33/AHZÂB-41: Yâ eyyuhâllezîne âmenûzkurûllâhe zikran kesîrâ(kesîran).
Ey âmenû olanlar! Allah’ı çok zikirle (günün yarısından fazla) zikredin.


Birincisi; ara sıra zikretmek. İkincisi; günün yarısından daha fazla zikretmek. Peki, daimî zikir de farz mı?

“fezkurûllâhe kıyâmen ve kuûden ve alâ cunûbikum: Allahû Tealâ’yı ayaktayken de otururken de yan üstü yatarken de hep zikret!” diyor Allahû Tealâ.

4/NİSÂ-103: Fe izâ kadaytumus salâte fezkurûllâhe kıyâmen ve kuûden ve alâ cunûbikum, fe izatma’nentum fe ekîmus salât(salâte), innes salâte kânet alâl mu’minîne kitâben mevkûtâ(mevkûten).
Böylece namazı bitirdiğiniz zaman, artık ayaktayken, otururken ve yan üstü iken (yatarken), (devamlı) Allah'ı zikredin! Daha sonra güvenliğe kavuştuğunuz zaman, namazı erkânıyla kılın. Muhakkak ki namaz, mü'minlerin üzerine, "vakitleri belirlenmiş bir farz" olmuştur.

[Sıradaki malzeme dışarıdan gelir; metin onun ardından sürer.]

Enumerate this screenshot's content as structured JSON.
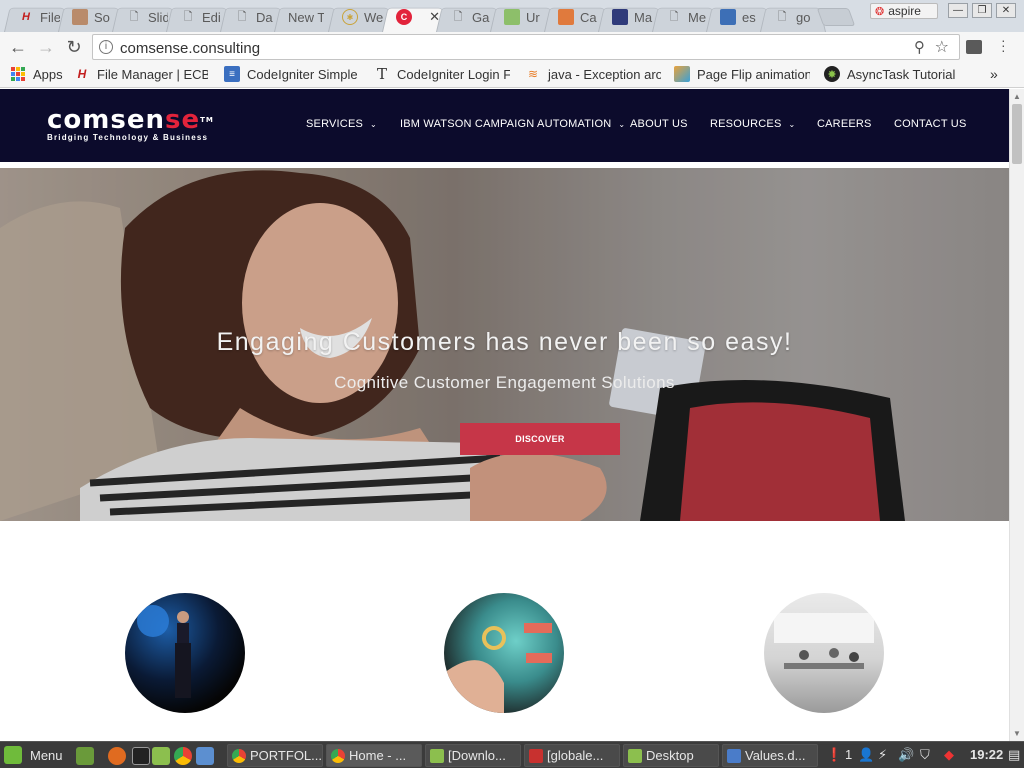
{
  "browser": {
    "tabs": [
      {
        "title": "File",
        "icon": "hashtag-icon",
        "active": false
      },
      {
        "title": "So",
        "icon": "image-icon",
        "active": false
      },
      {
        "title": "Slid",
        "icon": "page-icon",
        "active": false
      },
      {
        "title": "Edi",
        "icon": "page-icon",
        "active": false
      },
      {
        "title": "Da",
        "icon": "page-icon",
        "active": false
      },
      {
        "title": "New T",
        "icon": "",
        "active": false
      },
      {
        "title": "We",
        "icon": "circle-icon",
        "active": false
      },
      {
        "title": "",
        "icon": "comsense-icon",
        "active": true
      },
      {
        "title": "Ga",
        "icon": "page-icon",
        "active": false
      },
      {
        "title": "Ur",
        "icon": "image-icon",
        "active": false
      },
      {
        "title": "Ca",
        "icon": "image-icon",
        "active": false
      },
      {
        "title": "Ma",
        "icon": "image-icon",
        "active": false
      },
      {
        "title": "Me",
        "icon": "page-icon",
        "active": false
      },
      {
        "title": "es",
        "icon": "square-icon",
        "active": false
      },
      {
        "title": "go",
        "icon": "page-icon",
        "active": false
      }
    ],
    "profile_name": "aspire",
    "url": "comsense.consulting",
    "bookmarks": [
      {
        "label": "Apps",
        "icon": "apps-icon"
      },
      {
        "label": "File Manager | ECB",
        "icon": "hashtag-icon"
      },
      {
        "label": "CodeIgniter Simple",
        "icon": "document-icon"
      },
      {
        "label": "CodeIgniter Login Fo",
        "icon": "text-icon"
      },
      {
        "label": "java - Exception aro",
        "icon": "stack-icon"
      },
      {
        "label": "Page Flip animation",
        "icon": "image-icon"
      },
      {
        "label": "AsyncTask Tutorial",
        "icon": "android-icon"
      }
    ]
  },
  "site": {
    "logo_prefix": "comse",
    "logo_mid": "n",
    "logo_suffix": "se",
    "logo_tm": "TM",
    "tagline": "Bridging Technology & Business",
    "nav": [
      {
        "label": "SERVICES",
        "dropdown": true
      },
      {
        "label": "IBM WATSON CAMPAIGN AUTOMATION",
        "dropdown": true
      },
      {
        "label": "ABOUT US",
        "dropdown": false
      },
      {
        "label": "RESOURCES",
        "dropdown": true
      },
      {
        "label": "CAREERS",
        "dropdown": false
      },
      {
        "label": "CONTACT US",
        "dropdown": false
      }
    ],
    "hero": {
      "headline": "Engaging Customers has never been so easy!",
      "subheadline": "Cognitive Customer Engagement Solutions",
      "cta": "DISCOVER"
    }
  },
  "taskbar": {
    "menu_label": "Menu",
    "tasks": [
      {
        "label": "PORTFOL...",
        "icon": "chrome-icon"
      },
      {
        "label": "Home - ...",
        "icon": "chrome-icon"
      },
      {
        "label": "[Downlo...",
        "icon": "folder-icon"
      },
      {
        "label": "[globale...",
        "icon": "filezilla-icon"
      },
      {
        "label": "Desktop",
        "icon": "folder-icon"
      },
      {
        "label": "Values.d...",
        "icon": "document-icon"
      }
    ],
    "notification_count": "1",
    "clock": "19:22"
  }
}
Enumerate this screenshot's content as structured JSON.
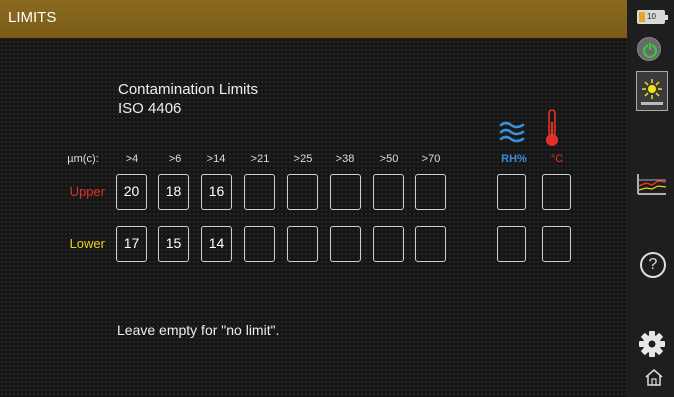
{
  "title": "LIMITS",
  "battery_text": "10",
  "heading": {
    "line1": "Contamination Limits",
    "line2": "ISO 4406"
  },
  "columns": {
    "unit_label": "µm(c):",
    "sizes": [
      ">4",
      ">6",
      ">14",
      ">21",
      ">25",
      ">38",
      ">50",
      ">70"
    ],
    "rh_label": "RH%",
    "temp_label": "°C"
  },
  "rows": {
    "upper": {
      "label": "Upper",
      "values": [
        "20",
        "18",
        "16",
        "",
        "",
        "",
        "",
        ""
      ],
      "rh": "",
      "temp": ""
    },
    "lower": {
      "label": "Lower",
      "values": [
        "17",
        "15",
        "14",
        "",
        "",
        "",
        "",
        ""
      ],
      "rh": "",
      "temp": ""
    }
  },
  "footer_note": "Leave empty for \"no limit\".",
  "help_symbol": "?",
  "colors": {
    "title_bar": "#7f611a",
    "upper_label": "#e0312a",
    "lower_label": "#e8d21c",
    "rh_accent": "#3a8fd8",
    "temp_accent": "#e0312a",
    "power_green": "#3bc43b"
  }
}
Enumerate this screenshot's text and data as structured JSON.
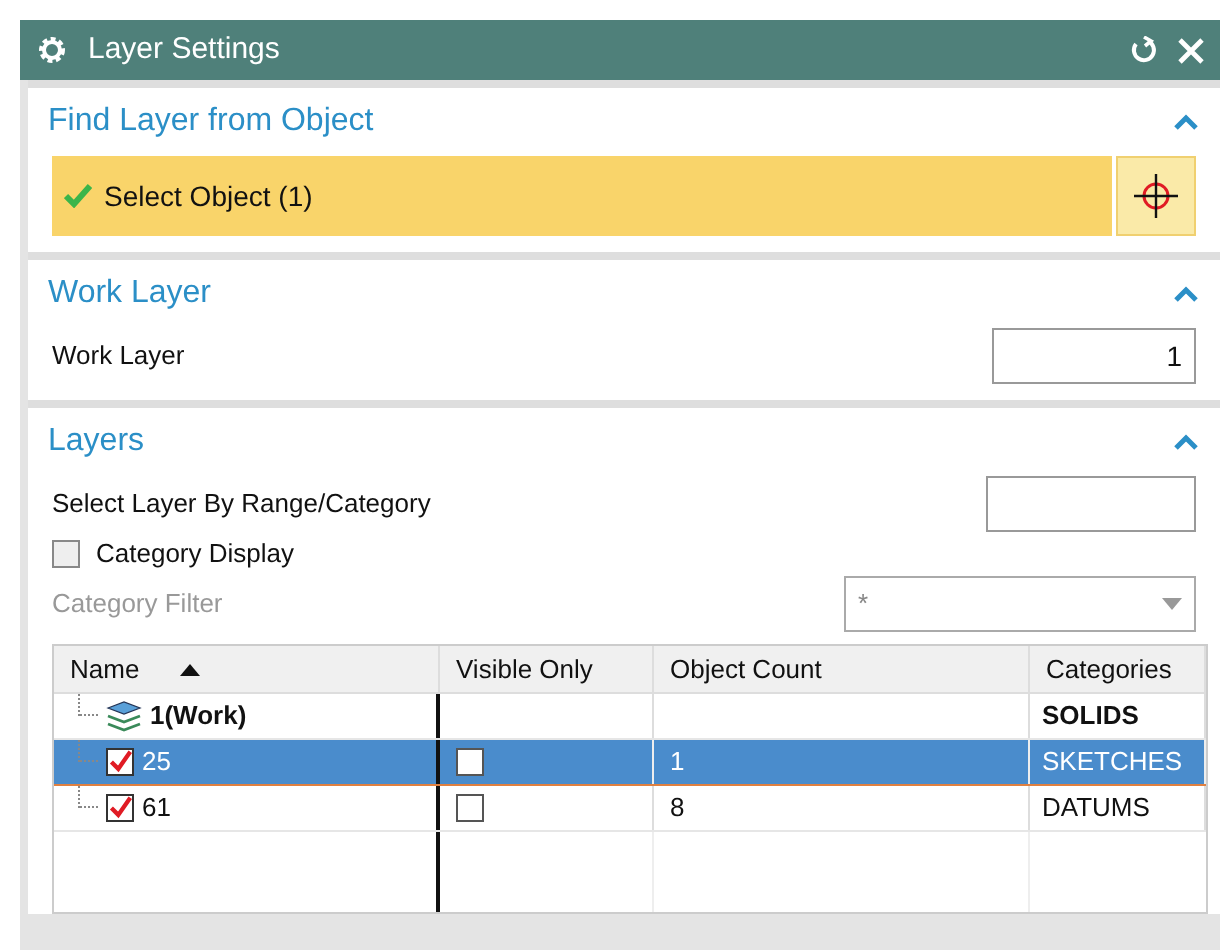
{
  "window": {
    "title": "Layer Settings"
  },
  "find_layer": {
    "title": "Find Layer from Object",
    "expanded": true,
    "select_label": "Select Object (1)",
    "complete": true
  },
  "work_layer": {
    "title": "Work Layer",
    "expanded": true,
    "label": "Work Layer",
    "value": "1"
  },
  "layers": {
    "title": "Layers",
    "expanded": true,
    "range_label": "Select Layer By Range/Category",
    "category_display": {
      "label": "Category Display",
      "checked": false
    },
    "category_filter": {
      "label": "Category Filter",
      "value": "*",
      "disabled": true
    },
    "table": {
      "columns": [
        {
          "label": "Name",
          "sorted": true
        },
        {
          "label": "Visible Only",
          "sorted": false
        },
        {
          "label": "Object Count",
          "sorted": false
        },
        {
          "label": "Categories",
          "sorted": false
        }
      ],
      "rows": [
        {
          "kind": "work",
          "name": "1(Work)",
          "category": "SOLIDS",
          "selected": false
        },
        {
          "kind": "layer",
          "name": "25",
          "checked": true,
          "visible_only": false,
          "object_count": "1",
          "category": "SKETCHES",
          "selected": true
        },
        {
          "kind": "layer",
          "name": "61",
          "checked": true,
          "visible_only": false,
          "object_count": "8",
          "category": "DATUMS",
          "selected": false
        }
      ]
    }
  }
}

Şimdi sen bana 32 farzın içinde ve 54 farzın içinde zikir yok diye, “Zikir farz değildir.” diyebilir misin? Bursa Müftüsü diyememişti. Sen diyebilecek misin?

Eğer saf Allah’a yönelme niyeti bu kadar önemli olsaydı belirlenmiş şartların dışında bir husus olarak... (Hayır, belirlenmiş şartların dışında bir husus değil, o belirlenmiş şartlar dediğin Kur’ân’ın temellerinden eksik olanlar.) Peygamber Efendimiz (S.A.V) bunu defalarca üstüne basa basa vurgulamaz mıydı?

Hem de ne kadar vurguladı. O ve O’na tâbî olanların hepsi Allah'a ulaşmayı dilediler. Demin gördün. Zumer Suresinin 18. âyet-i kerimesine evine gidince bir bak! Sana bunları öğretenlerin de git, bu âyetleri göstererek onlara sor bunu! Nasıl olmuş da Kur’ân-ı Kerim bunları farz kılarken onlar uyumuşlar? Uykuda olanlardan bir tanesi de sen değil misin, a benim sevgili evladım? Öğreneceksin, tekrar konuşacağız inşaallah. Gözlerinden öperim. Eğer sözlerim seni kırdıysa Allah’ın huzurunda özür dilerim. O niyetle konuşmadık. Ama doğruyu bilmen mutlaka gerekiyordu.